= Reliable Internet Stream Transport =

Transport protocol for reliable transmission of video over lossy networks

Reliable Internet Stream Transport (RIST) is an open-source, open-specification transport protocol designed for reliable transmission of video over lossy networks (including the Internet) with low latency and high quality. It is currently under development in the Video Services Forum's "RIST Activity Group."

RIST is intended as a more reliable successor to Secure Reliable Transport, and as an open alternative to proprietary commercial options such as ActionStreamer, Zixi, VideoFlow, QVidium, and DVEO (Dozer).

==Technology==
Technically, RIST seeks to provide reliable, high performance media transport by using RTP / UDP at the transport layer to avoid the limitations of TCP. Reliability is achieved by using NACK-based retransmissions (ARQ). SMPTE-2022 Forward Error Correction can be combined with RIST but is known to be significantly less effective than ARQ.

RIST Simple Profile was published in October 2018 and includes the following features:

- The base stream uses RTP for compatibility with existing equipment.
- Retransmission requests use RTCP. Two types of retransmission requests are defined:
  - A Bitmask NACK, defined in RFC 4585.
  - A Range NACK, defined as an APP RTCP packet.
- Bonding of multiple links for load sharing.
- Seamless switching using SMPTE-2022-7.
- Out-of-band transmission of protection data.

The RIST AG is working on an update to RIST Simple Profile that adds link probing to allow for dynamic ARQ protection.
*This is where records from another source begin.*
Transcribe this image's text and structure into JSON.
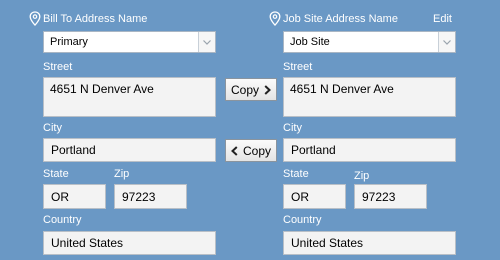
{
  "bill_to": {
    "address_name_label": "Bill To Address Name",
    "address_name_value": "Primary",
    "street_label": "Street",
    "street_value": "4651 N Denver Ave",
    "city_label": "City",
    "city_value": "Portland",
    "state_label": "State",
    "state_value": "OR",
    "zip_label": "Zip",
    "zip_value": "97223",
    "country_label": "Country",
    "country_value": "United States"
  },
  "job_site": {
    "address_name_label": "Job Site Address Name",
    "edit_label": "Edit",
    "address_name_value": "Job Site",
    "street_label": "Street",
    "street_value": "4651 N Denver Ave",
    "city_label": "City",
    "city_value": "Portland",
    "state_label": "State",
    "state_value": "OR",
    "zip_label": "Zip",
    "zip_value": "97223",
    "country_label": "Country",
    "country_value": "United States"
  },
  "actions": {
    "copy_right_label": "Copy",
    "copy_left_label": "Copy"
  },
  "icons": {
    "location": "location-pin-icon",
    "dropdown": "chevron-down-icon",
    "arrow_right": "chevron-right-icon",
    "arrow_left": "chevron-left-icon"
  }
}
RIST Main Profile was published in March 2020 and adds the following features to Simple Profile:

- Tunneling based on RFC 8086, with bidirectional send/receive in the same tunnel.
- Multiplexing of multiple streams into the same tunnel.
- In-band data support in the tunnel, useful for remote management.
- Client/Server architecture.
- Firewall traversal.
- DTLS encryption.
- Pre-Shared Key encryption, with multicast support, access control, and authentication.
- Advanced authentication options using either public key certificates or TLS-SRP.
- Bandwidth optimization based on NULL packet deletion.
- Support for high bit-rate streams by extending the RTP sequence number.

The RIST AG has defined a number of Main Profile compliance levels. Approval of this document is expected soon.

RIST Advanced Profile was published in 2022 and updated in 2023.

VideoFlow has provided IPR that covers both Simple Profile and Main Profile under RAND-Z terms.

== Open source implementations and tools ==

- libRIST : an open-source RIST implementation that includes both Simple and Main Profiles.